All that said, it’s such a terrific book that I can’t pass up the opportunity to sing its praises, even if I’ve sung them so often that you know the lyrics by heart.

What need to know: Empowered, the book, is about Empowered, the heroine, who has the best of intentions and the most unreliable of super-suits. It’s embarrassingly form-fitting and shreds at the slightest provocation, often leaving her at the mercy of bondage-happy opponents. Her fellow super-heroes (an obnoxious and entitled herd) treat her with undisguised contempt, but she keeps trying to make a difference, scoring small victories amidst all of the humiliation. Her greatest sources of comfort and confidence come from her smoking hot, super-supportive boyfriend, a reformed super-villain minion known as Thugboy, and her best friend, the hard-partying, ass-kicking Ninjette. When things get crappy, they’ve got her back.

How the series has evolved: Earlier volumes traded in short, astutely satirical pieces mocking everything from spandex tropes to the bizarre idiosyncrasies of fandom to whatever else crossed Warren’s field of vision as he worked on the comics. As the series has progressed, Warren has incrementally developed all of the characters, revealing their back stories and allowing them and their relationships to evolve. Individual chapters have become longer, and subplots have become more intricate and moved closer to the surface. The level of menace and the feeling of consequence have risen over time, but Warren has maintained the sweetness and sense of humor of the series, which is quite an accomplishment.

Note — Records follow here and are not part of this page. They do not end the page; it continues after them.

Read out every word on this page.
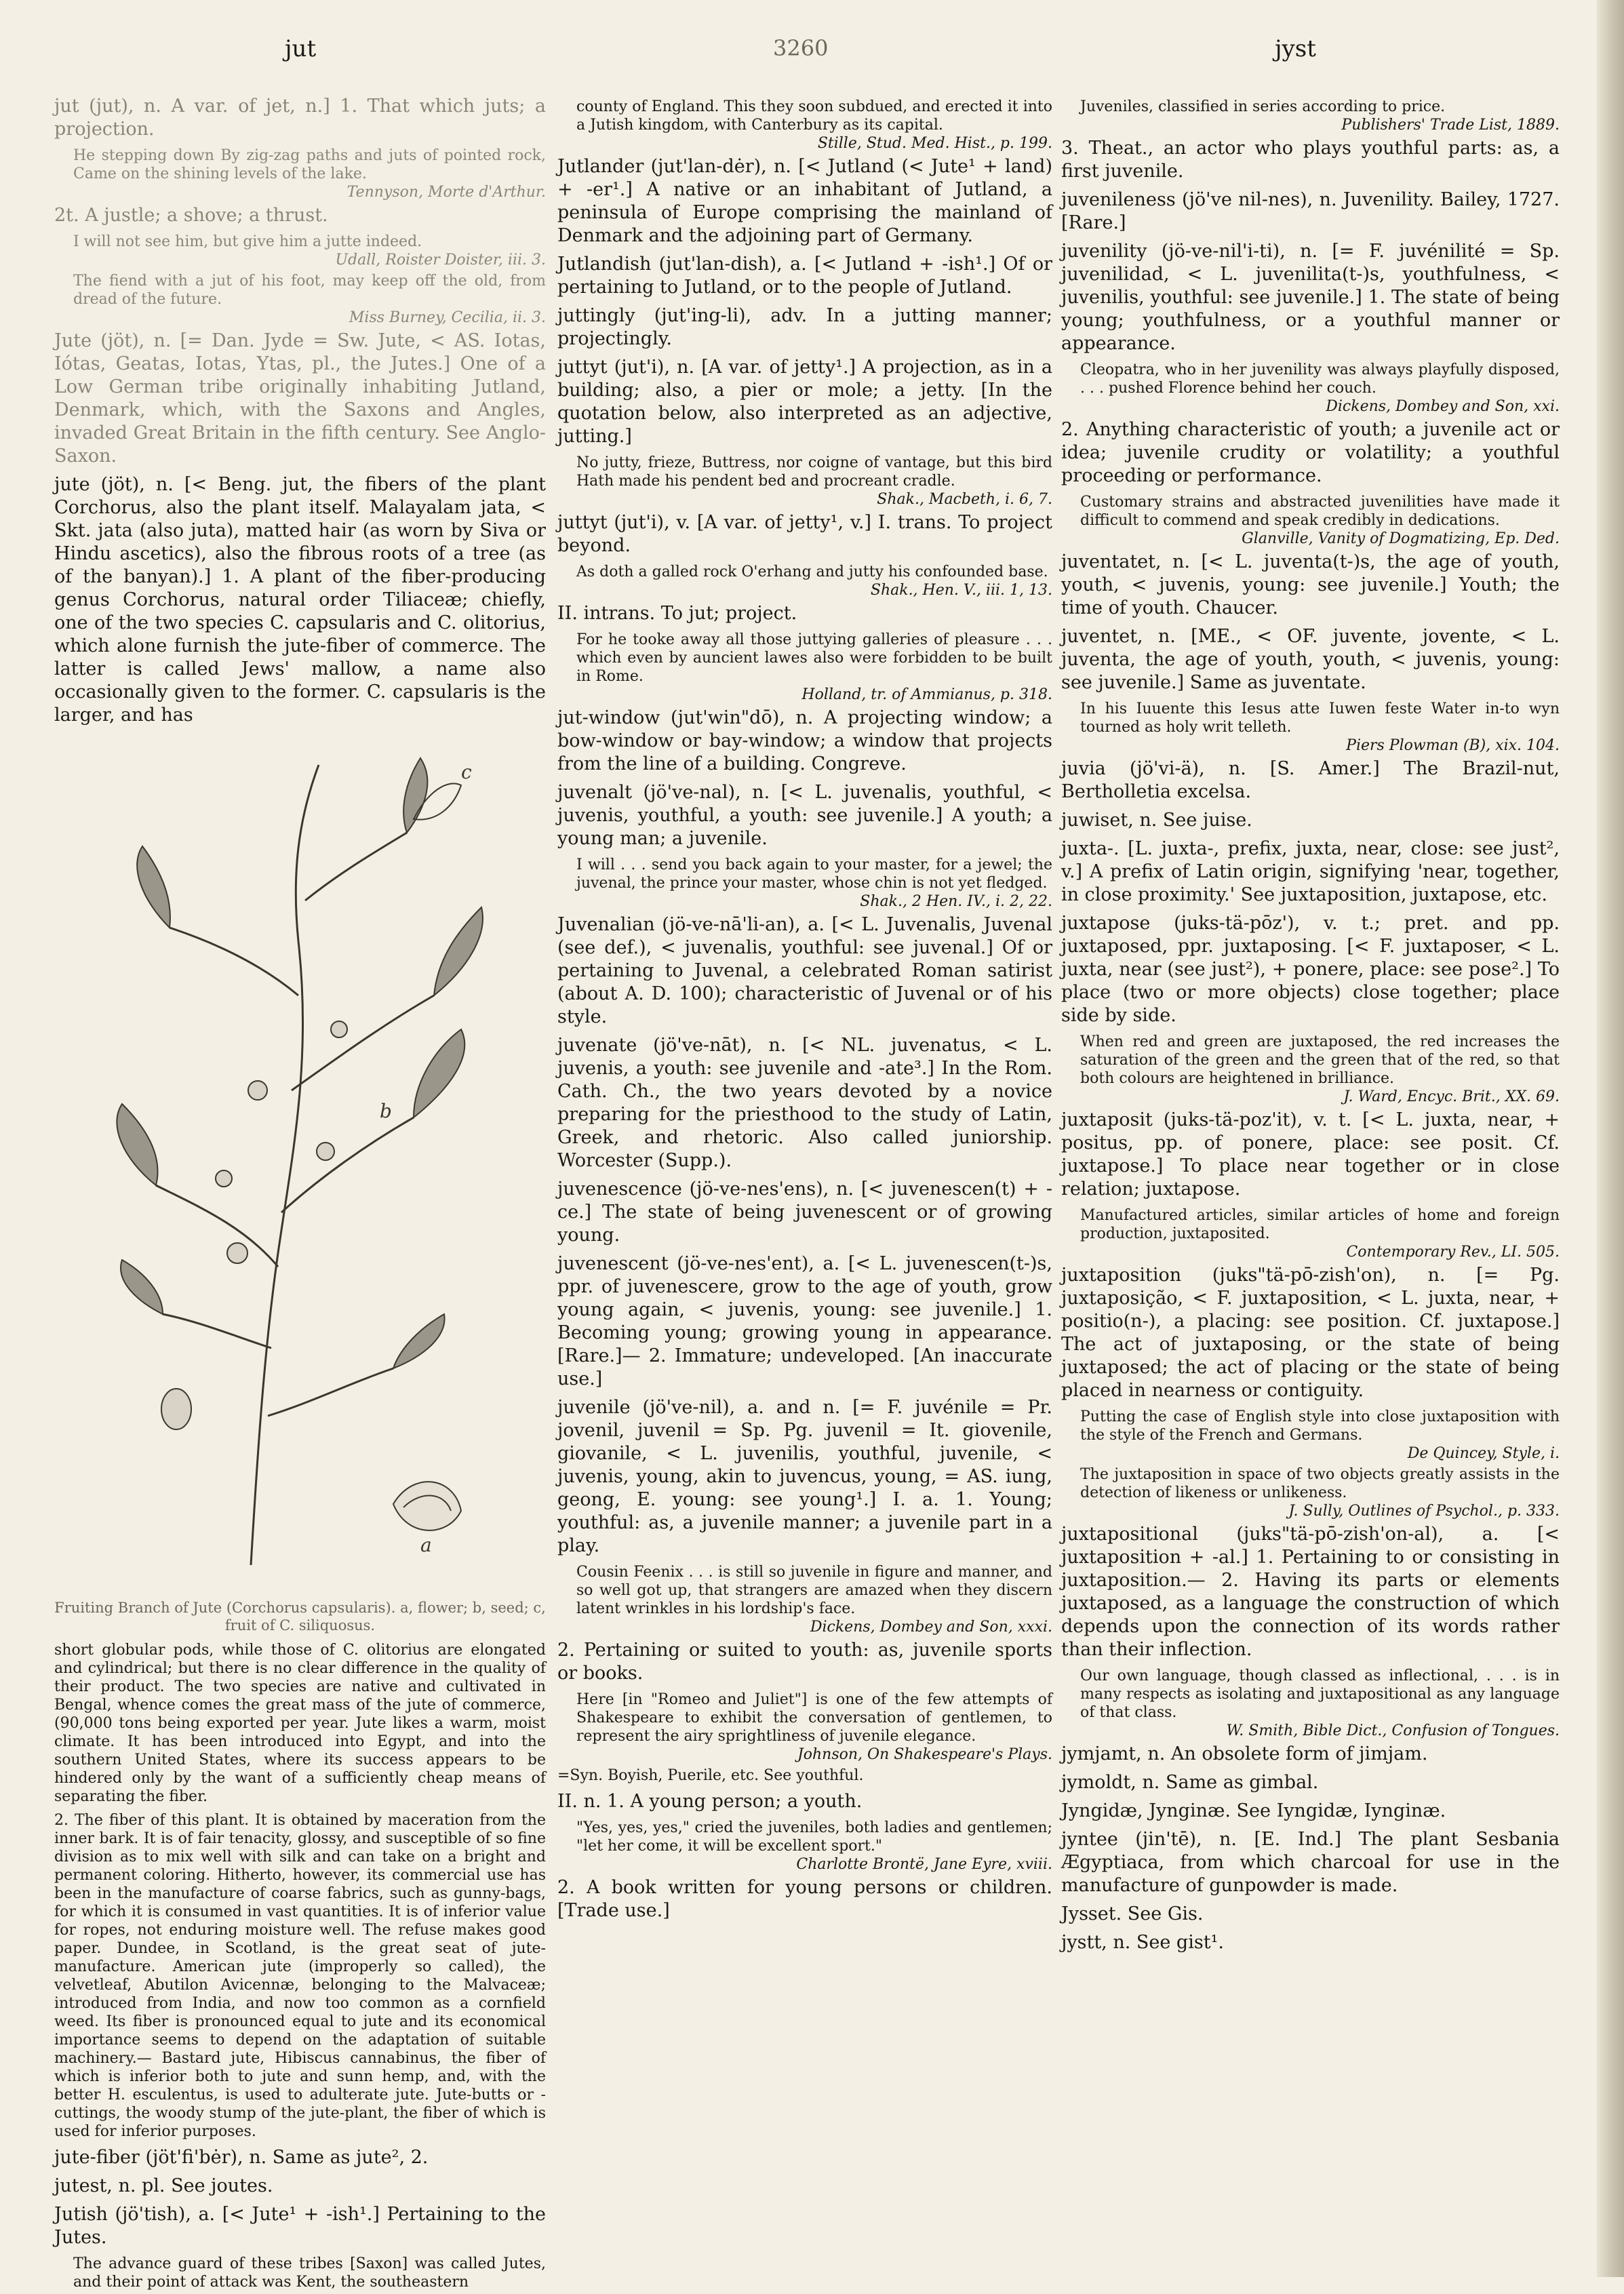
jut	3260	jyst

jut (jut), n. A var. of jet, n.] 1. That which juts; a projection.

He stepping down By zig-zag paths and juts of pointed rock, Came on the shining levels of the lake.
Tennyson, Morte d'Arthur.

2t. A justle; a shove; a thrust.

I will not see him, but give him a jutte indeed.
Udall, Roister Doister, iii. 3.
The fiend with a jut of his foot, may keep off the old, from dread of the future.
Miss Burney, Cecilia, ii. 3.

Jute (jöt), n. [= Dan. Jyde = Sw. Jute, < AS. Iotas, Iótas, Geatas, Iotas, Ytas, pl., the Jutes.] One of a Low German tribe originally inhabiting Jutland, Denmark, which, with the Saxons and Angles, invaded Great Britain in the fifth century. See Anglo-Saxon.

jute (jöt), n. [< Beng. jut, the fibers of the plant Corchorus, also the plant itself. Malayalam jata, < Skt. jata (also juta), matted hair (as worn by Siva or Hindu ascetics), also the fibrous roots of a tree (as of the banyan).] 1. A plant of the fiber-producing genus Corchorus, natural order Tiliaceæ; chiefly, one of the two species C. capsularis and C. olitorius, which alone furnish the jute-fiber of commerce. The latter is called Jews' mallow, a name also occasionally given to the former. C. capsularis is the larger, and has

b
a
c
Fruiting Branch of Jute (Corchorus capsularis). a, flower; b, seed; c, fruit of C. siliquosus.

short globular pods, while those of C. olitorius are elongated and cylindrical; but there is no clear difference in the quality of their product. The two species are native and cultivated in Bengal, whence comes the great mass of the jute of commerce, (90,000 tons being exported per year. Jute likes a warm, moist climate. It has been introduced into Egypt, and into the southern United States, where its success appears to be hindered only by the want of a sufficiently cheap means of separating the fiber.

2. The fiber of this plant. It is obtained by maceration from the inner bark. It is of fair tenacity, glossy, and susceptible of so fine division as to mix well with silk and can take on a bright and permanent coloring. Hitherto, however, its commercial use has been in the manufacture of coarse fabrics, such as gunny-bags, for which it is consumed in vast quantities. It is of inferior value for ropes, not enduring moisture well. The refuse makes good paper. Dundee, in Scotland, is the great seat of jute-manufacture. American jute (improperly so called), the velvetleaf, Abutilon Avicennæ, belonging to the Malvaceæ; introduced from India, and now too common as a cornfield weed. Its fiber is pronounced equal to jute and its economical importance seems to depend on the adaptation of suitable machinery.— Bastard jute, Hibiscus cannabinus, the fiber of which is inferior both to jute and sunn hemp, and, with the better H. esculentus, is used to adulterate jute. Jute-butts or -cuttings, the woody stump of the jute-plant, the fiber of which is used for inferior purposes.

jute-fiber (jöt'fi'bėr), n. Same as jute², 2.

jutest, n. pl. See joutes.

Jutish (jö'tish), a. [< Jute¹ + -ish¹.] Pertaining to the Jutes.

The advance guard of these tribes [Saxon] was called Jutes, and their point of attack was Kent, the southeastern
county of England. This they soon subdued, and erected it into a Jutish kingdom, with Canterbury as its capital.
Stille, Stud. Med. Hist., p. 199.

Jutlander (jut'lan-dėr), n. [< Jutland (< Jute¹ + land) + -er¹.] A native or an inhabitant of Jutland, a peninsula of Europe comprising the mainland of Denmark and the adjoining part of Germany.

Jutlandish (jut'lan-dish), a. [< Jutland + -ish¹.] Of or pertaining to Jutland, or to the people of Jutland.

juttingly (jut'ing-li), adv. In a jutting manner; projectingly.

juttyt (jut'i), n. [A var. of jetty¹.] A projection, as in a building; also, a pier or mole; a jetty. [In the quotation below, also interpreted as an adjective, jutting.]

No jutty, frieze, Buttress, nor coigne of vantage, but this bird Hath made his pendent bed and procreant cradle.
Shak., Macbeth, i. 6, 7.

juttyt (jut'i), v. [A var. of jetty¹, v.] I. trans. To project beyond.

As doth a galled rock O'erhang and jutty his confounded base.
Shak., Hen. V., iii. 1, 13.

II. intrans. To jut; project.

For he tooke away all those juttying galleries of pleasure . . . which even by auncient lawes also were forbidden to be built in Rome.
Holland, tr. of Ammianus, p. 318.

jut-window (jut'win"dō), n. A projecting window; a bow-window or bay-window; a window that projects from the line of a building. Congreve.

juvenalt (jö've-nal), n. [< L. juvenalis, youthful, < juvenis, youthful, a youth: see juvenile.] A youth; a young man; a juvenile.

I will . . . send you back again to your master, for a jewel; the juvenal, the prince your master, whose chin is not yet fledged.
Shak., 2 Hen. IV., i. 2, 22.

Juvenalian (jö-ve-nā'li-an), a. [< L. Juvenalis, Juvenal (see def.), < juvenalis, youthful: see juvenal.] Of or pertaining to Juvenal, a celebrated Roman satirist (about A. D. 100); characteristic of Juvenal or of his style.

juvenate (jö've-nāt), n. [< NL. juvenatus, < L. juvenis, a youth: see juvenile and -ate³.] In the Rom. Cath. Ch., the two years devoted by a novice preparing for the priesthood to the study of Latin, Greek, and rhetoric. Also called juniorship. Worcester (Supp.).

juvenescence (jö-ve-nes'ens), n. [< juvenescen(t) + -ce.] The state of being juvenescent or of growing young.

juvenescent (jö-ve-nes'ent), a. [< L. juvenescen(t-)s, ppr. of juvenescere, grow to the age of youth, grow young again, < juvenis, young: see juvenile.] 1. Becoming young; growing young in appearance. [Rare.]— 2. Immature; undeveloped. [An inaccurate use.]

juvenile (jö've-nil), a. and n. [= F. juvénile = Pr. jovenil, juvenil = Sp. Pg. juvenil = It. giovenile, giovanile, < L. juvenilis, youthful, juvenile, < juvenis, young, akin to juvencus, young, = AS. iung, geong, E. young: see young¹.] I. a. 1. Young; youthful: as, a juvenile manner; a juvenile part in a play.

Cousin Feenix . . . is still so juvenile in figure and manner, and so well got up, that strangers are amazed when they discern latent wrinkles in his lordship's face.
Dickens, Dombey and Son, xxxi.

2. Pertaining or suited to youth: as, juvenile sports or books.

Here [in "Romeo and Juliet"] is one of the few attempts of Shakespeare to exhibit the conversation of gentlemen, to represent the airy sprightliness of juvenile elegance.
Johnson, On Shakespeare's Plays.

=Syn. Boyish, Puerile, etc. See youthful.

II. n. 1. A young person; a youth.

"Yes, yes, yes," cried the juveniles, both ladies and gentlemen; "let her come, it will be excellent sport."
Charlotte Brontë, Jane Eyre, xviii.

2. A book written for young persons or children. [Trade use.]

Juveniles, classified in series according to price.
Publishers' Trade List, 1889.

3. Theat., an actor who plays youthful parts: as, a first juvenile.

juvenileness (jö've nil-nes), n. Juvenility. Bailey, 1727. [Rare.]

juvenility (jö-ve-nil'i-ti), n. [= F. juvénilité = Sp. juvenilidad, < L. juvenilita(t-)s, youthfulness, < juvenilis, youthful: see juvenile.] 1. The state of being young; youthfulness, or a youthful manner or appearance.

Cleopatra, who in her juvenility was always playfully disposed, . . . pushed Florence behind her couch.
Dickens, Dombey and Son, xxi.

2. Anything characteristic of youth; a juvenile act or idea; juvenile crudity or volatility; a youthful proceeding or performance.

Customary strains and abstracted juvenilities have made it difficult to commend and speak credibly in dedications.
Glanville, Vanity of Dogmatizing, Ep. Ded.

juventatet, n. [< L. juventa(t-)s, the age of youth, youth, < juvenis, young: see juvenile.] Youth; the time of youth. Chaucer.

juventet, n. [ME., < OF. juvente, jovente, < L. juventa, the age of youth, youth, < juvenis, young: see juvenile.] Same as juventate.

In his Iuuente this Iesus atte Iuwen feste Water in-to wyn tourned as holy writ telleth.
Piers Plowman (B), xix. 104.

juvia (jö'vi-ä), n. [S. Amer.] The Brazil-nut, Bertholletia excelsa.

juwiset, n. See juise.

juxta-. [L. juxta-, prefix, juxta, near, close: see just², v.] A prefix of Latin origin, signifying 'near, together, in close proximity.' See juxtaposition, juxtapose, etc.

juxtapose (juks-tä-pōz'), v. t.; pret. and pp. juxtaposed, ppr. juxtaposing. [< F. juxtaposer, < L. juxta, near (see just²), + ponere, place: see pose².] To place (two or more objects) close together; place side by side.

When red and green are juxtaposed, the red increases the saturation of the green and the green that of the red, so that both colours are heightened in brilliance.
J. Ward, Encyc. Brit., XX. 69.

juxtaposit (juks-tä-poz'it), v. t. [< L. juxta, near, + positus, pp. of ponere, place: see posit. Cf. juxtapose.] To place near together or in close relation; juxtapose.

Manufactured articles, similar articles of home and foreign production, juxtaposited.
Contemporary Rev., LI. 505.

juxtaposition (juks"tä-pō-zish'on), n. [= Pg. juxtaposição, < F. juxtaposition, < L. juxta, near, + positio(n-), a placing: see position. Cf. juxtapose.] The act of juxtaposing, or the state of being juxtaposed; the act of placing or the state of being placed in nearness or contiguity.

Putting the case of English style into close juxtaposition with the style of the French and Germans.
De Quincey, Style, i.
The juxtaposition in space of two objects greatly assists in the detection of likeness or unlikeness.
J. Sully, Outlines of Psychol., p. 333.

juxtapositional (juks"tä-pō-zish'on-al), a. [< juxtaposition + -al.] 1. Pertaining to or consisting in juxtaposition.— 2. Having its parts or elements juxtaposed, as a language the construction of which depends upon the connection of its words rather than their inflection.

Our own language, though classed as inflectional, . . . is in many respects as isolating and juxtapositional as any language of that class.
W. Smith, Bible Dict., Confusion of Tongues.

jymjamt, n. An obsolete form of jimjam.

jymoldt, n. Same as gimbal.

Jyngidæ, Jynginæ. See Iyngidæ, Iynginæ.

jyntee (jin'tē), n. [E. Ind.] The plant Sesbania Ægyptiaca, from which charcoal for use in the manufacture of gunpowder is made.

Jysset. See Gis.

jystt, n. See gist¹.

Why I like it: Super-hero parody has become a category unto itself, and a lot of examples aren’t any more interesting or insightful than their targets. Empowered succeeds for me because Warren manages to juggle so many elements at once – the pointed satire, the unapologetic (but sly) cheesecake, and the fact that he bothers to tell a proper story with fully realized characters in the process. That last element is what I often find lacking in meta-commentary books; they sometimes read like an Andy Rooney monologue, with lots of trite “Don’t you hate it when…” observations. Empowered is as smart and sharp as you could hope, but it’s also got a lot of heart. It manages to comment on super-hero comics while also actually being one of the better ones you’re likely to read.